UdonCare tackles unseen-domain generalization in predictive healthcare by discovering latent patient domains from medical ontologies and decomposing domain-invariant information for robust predictions. It combines a hierarchy-guided domain discovery module with mutual forward learning to separate domain-specific from label-related features during training. The method is validated on MIMIC-III and MIMIC-IV across mortality, readmission, drug recommendation, and diagnosis tasks, outperforming eight baselines with notable AUPRC gains. The results demonstrate that integrating structured medical knowledge into domain generalization can improve generalization without excessive computational cost, suggesting a practical path for more robust clinical prediction models.

Abstract

Healthcare providers often divide patient populations into cohorts based on shared clinical factors, such as medical history, to deliver personalized healthcare services. This idea has also been adopted in clinical prediction models, where it presents a vital challenge: capturing both global and cohort-specific patterns while enabling model generalization to unseen domains. Addressing this challenge falls under the scope of domain generalization (DG). However, conventional DG approaches often struggle in clinical settings due to the absence of explicit domain labels and the inherent gap in medical knowledge. To address this, we propose UdonCare, a hierarchy-guided method that iteratively divides patients into latent domains and decomposes domain-invariant (label) information from patient data. Our method identifies patient domains by pruning medical ontologies (e.g. ICD-9-CM hierarchy). On two public datasets, MIMIC-III and MIMIC-IV, UdonCare shows superiority over eight baselines across four clinical prediction tasks with substantial domain gaps, highlighting the untapped potential of medical knowledge in guiding clinical domain generalization problems.

Paper Structure

This paper contains 23 sections, 11 equations, 4 figures, 8 tables, 1 algorithm.

Figures (4)

  • Figure 1: The Overall Framework of UdonCare. The forward structure adds a domain pathway for mutual learning, extending beyond the backbone pathway of conventional predictive models.
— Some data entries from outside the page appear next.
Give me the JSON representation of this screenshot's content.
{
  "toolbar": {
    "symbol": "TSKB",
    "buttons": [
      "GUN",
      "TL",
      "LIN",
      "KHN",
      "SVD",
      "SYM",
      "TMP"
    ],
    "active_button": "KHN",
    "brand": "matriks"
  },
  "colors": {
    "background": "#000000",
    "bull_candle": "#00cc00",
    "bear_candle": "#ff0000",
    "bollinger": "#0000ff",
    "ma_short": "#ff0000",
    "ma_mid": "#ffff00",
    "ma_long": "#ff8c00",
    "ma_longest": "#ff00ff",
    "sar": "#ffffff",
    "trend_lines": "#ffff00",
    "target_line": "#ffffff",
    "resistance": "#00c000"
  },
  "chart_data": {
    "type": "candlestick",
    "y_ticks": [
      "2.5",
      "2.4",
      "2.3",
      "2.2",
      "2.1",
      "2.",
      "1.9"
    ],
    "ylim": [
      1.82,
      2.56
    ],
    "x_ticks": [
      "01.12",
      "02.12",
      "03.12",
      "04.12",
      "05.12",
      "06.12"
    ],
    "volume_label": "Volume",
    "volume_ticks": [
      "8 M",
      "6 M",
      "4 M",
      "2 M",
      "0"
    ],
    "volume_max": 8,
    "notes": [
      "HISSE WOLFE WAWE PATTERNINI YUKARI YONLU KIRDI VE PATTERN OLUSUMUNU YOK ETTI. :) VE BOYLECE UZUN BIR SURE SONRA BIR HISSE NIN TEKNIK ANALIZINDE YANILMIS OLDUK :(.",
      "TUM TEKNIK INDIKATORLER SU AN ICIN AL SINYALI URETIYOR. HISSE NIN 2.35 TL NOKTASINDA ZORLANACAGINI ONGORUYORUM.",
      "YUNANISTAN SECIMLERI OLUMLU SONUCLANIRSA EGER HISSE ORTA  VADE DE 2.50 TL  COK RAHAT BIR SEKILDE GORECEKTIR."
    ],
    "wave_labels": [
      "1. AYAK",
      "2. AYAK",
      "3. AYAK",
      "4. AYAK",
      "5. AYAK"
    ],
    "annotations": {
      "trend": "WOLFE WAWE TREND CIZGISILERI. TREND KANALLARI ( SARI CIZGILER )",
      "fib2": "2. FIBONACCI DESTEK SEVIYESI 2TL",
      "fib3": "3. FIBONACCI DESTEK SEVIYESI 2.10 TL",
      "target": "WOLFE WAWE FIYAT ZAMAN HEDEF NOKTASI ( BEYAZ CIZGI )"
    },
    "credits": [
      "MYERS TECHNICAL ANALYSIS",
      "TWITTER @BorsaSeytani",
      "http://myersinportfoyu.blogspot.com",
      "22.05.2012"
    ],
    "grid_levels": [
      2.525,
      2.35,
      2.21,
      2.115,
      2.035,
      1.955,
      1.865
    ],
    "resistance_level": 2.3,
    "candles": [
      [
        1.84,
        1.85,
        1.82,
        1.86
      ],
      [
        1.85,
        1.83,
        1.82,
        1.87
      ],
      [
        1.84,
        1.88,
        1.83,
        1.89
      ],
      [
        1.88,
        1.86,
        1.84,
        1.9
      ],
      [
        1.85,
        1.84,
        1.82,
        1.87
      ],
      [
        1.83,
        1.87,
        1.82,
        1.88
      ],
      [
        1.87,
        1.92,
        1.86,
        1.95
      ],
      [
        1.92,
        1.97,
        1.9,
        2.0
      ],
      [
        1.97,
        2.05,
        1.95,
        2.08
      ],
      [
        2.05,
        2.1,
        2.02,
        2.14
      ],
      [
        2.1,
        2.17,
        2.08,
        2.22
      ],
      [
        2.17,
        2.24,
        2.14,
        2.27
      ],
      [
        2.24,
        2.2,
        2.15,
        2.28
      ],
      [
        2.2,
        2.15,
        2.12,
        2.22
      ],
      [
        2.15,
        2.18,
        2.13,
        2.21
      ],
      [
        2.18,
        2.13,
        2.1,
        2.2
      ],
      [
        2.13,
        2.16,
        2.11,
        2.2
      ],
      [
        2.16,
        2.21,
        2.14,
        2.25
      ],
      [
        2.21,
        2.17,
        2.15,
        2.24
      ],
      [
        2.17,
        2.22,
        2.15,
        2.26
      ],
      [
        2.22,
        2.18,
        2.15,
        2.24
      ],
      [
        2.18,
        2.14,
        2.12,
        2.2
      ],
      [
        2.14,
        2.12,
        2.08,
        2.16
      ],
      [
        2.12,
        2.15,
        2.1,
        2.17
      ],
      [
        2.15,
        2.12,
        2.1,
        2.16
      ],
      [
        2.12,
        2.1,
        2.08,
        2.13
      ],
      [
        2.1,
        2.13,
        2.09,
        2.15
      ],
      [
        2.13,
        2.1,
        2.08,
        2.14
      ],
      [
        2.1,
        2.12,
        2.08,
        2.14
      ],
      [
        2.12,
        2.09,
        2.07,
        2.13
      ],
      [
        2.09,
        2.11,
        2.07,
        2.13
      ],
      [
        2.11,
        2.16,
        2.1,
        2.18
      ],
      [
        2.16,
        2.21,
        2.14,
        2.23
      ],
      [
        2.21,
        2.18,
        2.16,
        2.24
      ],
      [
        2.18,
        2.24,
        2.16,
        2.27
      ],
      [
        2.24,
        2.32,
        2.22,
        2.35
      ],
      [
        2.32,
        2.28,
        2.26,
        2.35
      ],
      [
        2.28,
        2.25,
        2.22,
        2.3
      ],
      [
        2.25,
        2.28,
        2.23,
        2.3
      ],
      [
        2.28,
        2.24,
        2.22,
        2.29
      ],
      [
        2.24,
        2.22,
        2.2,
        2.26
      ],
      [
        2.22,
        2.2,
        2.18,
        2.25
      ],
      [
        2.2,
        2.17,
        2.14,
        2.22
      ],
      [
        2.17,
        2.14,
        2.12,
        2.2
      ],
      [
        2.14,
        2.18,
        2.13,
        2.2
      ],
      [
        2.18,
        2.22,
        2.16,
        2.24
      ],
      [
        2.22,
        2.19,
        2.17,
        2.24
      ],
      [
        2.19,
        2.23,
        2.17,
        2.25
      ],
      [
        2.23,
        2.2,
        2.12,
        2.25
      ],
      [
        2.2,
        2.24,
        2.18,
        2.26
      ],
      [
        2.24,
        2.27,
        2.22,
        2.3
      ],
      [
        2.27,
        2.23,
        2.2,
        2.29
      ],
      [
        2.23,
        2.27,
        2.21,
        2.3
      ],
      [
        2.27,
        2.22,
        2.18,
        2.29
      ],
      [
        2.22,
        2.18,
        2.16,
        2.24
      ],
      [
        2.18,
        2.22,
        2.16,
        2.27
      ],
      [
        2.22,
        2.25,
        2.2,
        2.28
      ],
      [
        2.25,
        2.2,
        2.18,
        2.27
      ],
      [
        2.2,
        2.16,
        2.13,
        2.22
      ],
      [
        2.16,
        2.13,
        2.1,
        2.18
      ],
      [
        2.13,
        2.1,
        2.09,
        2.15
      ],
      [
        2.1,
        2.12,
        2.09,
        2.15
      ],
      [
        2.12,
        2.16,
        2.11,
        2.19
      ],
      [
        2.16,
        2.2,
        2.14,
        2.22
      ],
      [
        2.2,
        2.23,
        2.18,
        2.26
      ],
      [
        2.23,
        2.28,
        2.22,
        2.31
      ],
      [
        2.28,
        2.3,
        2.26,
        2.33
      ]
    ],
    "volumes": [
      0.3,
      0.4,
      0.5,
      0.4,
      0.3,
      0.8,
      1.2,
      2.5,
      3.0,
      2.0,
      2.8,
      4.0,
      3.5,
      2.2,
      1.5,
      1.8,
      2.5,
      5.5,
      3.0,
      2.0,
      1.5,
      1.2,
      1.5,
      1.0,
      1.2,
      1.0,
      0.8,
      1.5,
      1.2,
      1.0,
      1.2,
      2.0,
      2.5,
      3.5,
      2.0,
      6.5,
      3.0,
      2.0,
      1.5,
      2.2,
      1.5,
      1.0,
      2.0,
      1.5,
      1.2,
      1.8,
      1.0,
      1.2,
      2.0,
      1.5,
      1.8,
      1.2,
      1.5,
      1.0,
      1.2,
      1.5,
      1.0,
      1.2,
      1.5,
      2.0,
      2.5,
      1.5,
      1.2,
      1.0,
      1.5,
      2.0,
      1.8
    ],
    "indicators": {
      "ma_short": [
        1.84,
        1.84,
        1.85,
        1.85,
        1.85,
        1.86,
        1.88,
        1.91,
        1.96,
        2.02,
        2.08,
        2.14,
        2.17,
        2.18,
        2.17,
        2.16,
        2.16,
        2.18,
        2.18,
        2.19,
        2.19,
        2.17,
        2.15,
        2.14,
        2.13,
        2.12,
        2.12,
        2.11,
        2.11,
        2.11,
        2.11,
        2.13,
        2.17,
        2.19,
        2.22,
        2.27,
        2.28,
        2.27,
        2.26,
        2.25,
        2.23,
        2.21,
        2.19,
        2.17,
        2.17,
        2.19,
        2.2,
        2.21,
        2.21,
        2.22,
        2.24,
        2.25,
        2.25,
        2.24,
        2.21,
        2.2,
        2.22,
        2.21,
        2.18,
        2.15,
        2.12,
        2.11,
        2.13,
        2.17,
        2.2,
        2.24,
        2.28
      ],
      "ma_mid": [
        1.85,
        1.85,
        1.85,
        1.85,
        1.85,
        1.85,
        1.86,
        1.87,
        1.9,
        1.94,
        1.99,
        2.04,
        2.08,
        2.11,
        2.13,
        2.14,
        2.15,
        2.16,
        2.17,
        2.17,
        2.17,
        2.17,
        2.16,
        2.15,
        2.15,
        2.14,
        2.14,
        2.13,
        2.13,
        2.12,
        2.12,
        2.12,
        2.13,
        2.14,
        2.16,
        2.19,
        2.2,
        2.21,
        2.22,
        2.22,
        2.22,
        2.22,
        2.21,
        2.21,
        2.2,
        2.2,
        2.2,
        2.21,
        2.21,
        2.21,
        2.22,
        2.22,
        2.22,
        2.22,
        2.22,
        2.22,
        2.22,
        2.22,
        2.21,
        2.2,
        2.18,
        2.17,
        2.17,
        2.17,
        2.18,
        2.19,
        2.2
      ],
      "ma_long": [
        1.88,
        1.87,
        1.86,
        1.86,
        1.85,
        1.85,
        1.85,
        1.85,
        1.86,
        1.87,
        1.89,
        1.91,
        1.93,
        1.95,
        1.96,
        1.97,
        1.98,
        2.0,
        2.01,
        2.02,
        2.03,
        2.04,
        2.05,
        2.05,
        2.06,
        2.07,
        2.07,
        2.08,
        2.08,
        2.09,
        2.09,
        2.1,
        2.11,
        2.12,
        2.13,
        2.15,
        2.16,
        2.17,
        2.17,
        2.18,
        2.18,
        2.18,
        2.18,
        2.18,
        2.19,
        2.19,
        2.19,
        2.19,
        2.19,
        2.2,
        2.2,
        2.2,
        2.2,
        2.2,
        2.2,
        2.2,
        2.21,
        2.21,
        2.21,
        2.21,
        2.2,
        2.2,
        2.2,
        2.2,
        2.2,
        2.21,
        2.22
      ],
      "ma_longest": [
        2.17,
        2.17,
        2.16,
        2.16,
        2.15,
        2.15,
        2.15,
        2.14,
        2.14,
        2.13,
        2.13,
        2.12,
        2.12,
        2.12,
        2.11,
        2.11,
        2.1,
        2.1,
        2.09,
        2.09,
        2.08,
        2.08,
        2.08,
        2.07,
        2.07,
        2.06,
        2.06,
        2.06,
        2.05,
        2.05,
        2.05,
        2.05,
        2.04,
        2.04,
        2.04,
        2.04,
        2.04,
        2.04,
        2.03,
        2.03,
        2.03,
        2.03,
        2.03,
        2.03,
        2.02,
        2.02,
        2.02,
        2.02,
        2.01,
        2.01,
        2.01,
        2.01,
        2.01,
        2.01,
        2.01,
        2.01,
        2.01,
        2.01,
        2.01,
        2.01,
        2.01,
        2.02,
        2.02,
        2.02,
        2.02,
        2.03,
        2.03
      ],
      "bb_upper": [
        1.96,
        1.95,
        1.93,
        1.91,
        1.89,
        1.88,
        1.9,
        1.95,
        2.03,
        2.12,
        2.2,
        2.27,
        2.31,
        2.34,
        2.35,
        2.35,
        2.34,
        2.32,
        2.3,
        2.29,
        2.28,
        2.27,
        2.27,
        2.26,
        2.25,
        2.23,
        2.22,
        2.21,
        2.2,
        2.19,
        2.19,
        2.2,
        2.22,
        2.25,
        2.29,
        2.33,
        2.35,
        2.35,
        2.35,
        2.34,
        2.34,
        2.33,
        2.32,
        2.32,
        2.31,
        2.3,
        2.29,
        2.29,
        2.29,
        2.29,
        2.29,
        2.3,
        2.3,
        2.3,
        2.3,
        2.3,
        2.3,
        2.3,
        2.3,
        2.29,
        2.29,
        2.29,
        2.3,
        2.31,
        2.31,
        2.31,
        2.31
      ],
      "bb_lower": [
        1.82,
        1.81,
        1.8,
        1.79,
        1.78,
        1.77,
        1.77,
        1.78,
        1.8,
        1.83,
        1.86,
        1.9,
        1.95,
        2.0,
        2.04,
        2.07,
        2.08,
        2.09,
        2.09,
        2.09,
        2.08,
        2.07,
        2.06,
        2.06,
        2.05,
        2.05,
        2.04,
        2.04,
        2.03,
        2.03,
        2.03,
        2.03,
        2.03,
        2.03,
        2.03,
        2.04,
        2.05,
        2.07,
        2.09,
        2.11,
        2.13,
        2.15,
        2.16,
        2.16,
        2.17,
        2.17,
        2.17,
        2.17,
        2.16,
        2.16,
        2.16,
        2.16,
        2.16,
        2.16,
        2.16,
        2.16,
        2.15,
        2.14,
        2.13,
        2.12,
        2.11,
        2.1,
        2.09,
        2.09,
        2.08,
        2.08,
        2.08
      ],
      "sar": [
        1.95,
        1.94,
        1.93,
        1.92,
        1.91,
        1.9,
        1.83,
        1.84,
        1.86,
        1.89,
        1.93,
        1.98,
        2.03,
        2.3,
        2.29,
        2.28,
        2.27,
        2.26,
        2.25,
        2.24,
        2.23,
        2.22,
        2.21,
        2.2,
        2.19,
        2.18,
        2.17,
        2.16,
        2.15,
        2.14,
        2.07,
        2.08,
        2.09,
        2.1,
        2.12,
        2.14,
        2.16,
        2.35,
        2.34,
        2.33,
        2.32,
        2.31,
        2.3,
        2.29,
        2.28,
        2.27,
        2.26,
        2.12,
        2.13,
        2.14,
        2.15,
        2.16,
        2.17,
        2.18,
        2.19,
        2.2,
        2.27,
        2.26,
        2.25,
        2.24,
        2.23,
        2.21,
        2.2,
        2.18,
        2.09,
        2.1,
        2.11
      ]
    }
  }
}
During training, we first feed patient data $\mathbf{x}$ into the backbone pathway, which learns patient features $\mathbf{p}$ through $f_{\phi,k}(\cdot)$ and produces the output prediction $\hat{y}_p$. In parallel, we obtain $\hat{y}_h$ from invariant features $\mathbf{h}$ along the domain pathway by applying $\mathrm{DiscoveryAlgo}(\cdot)$, $g_{\theta,k}(\cdot)$, and $h(\cdot)$. Here we iteratively adapt latent domains in $\mathbf{M}$ and update parameters on both pathways by ground truths $y$.
  • Figure 2: A simple illustration of hierarchy-guided domain discovery.
  • Figure 3: Effectiveness of Domain Discovery. The left figure shows the effect of the number of iteration on AUPRC in MIMIC-III dataset, and the right one shows comparison among variants upon UdonCare.
  • Figure 4: Performance by Training Size. We evaluate drug recommendation on MIMIC-IV, and values on the x-axis indicate % of the entire training data. The dotted lines divide two ranges: [1, 10] and [10, 100].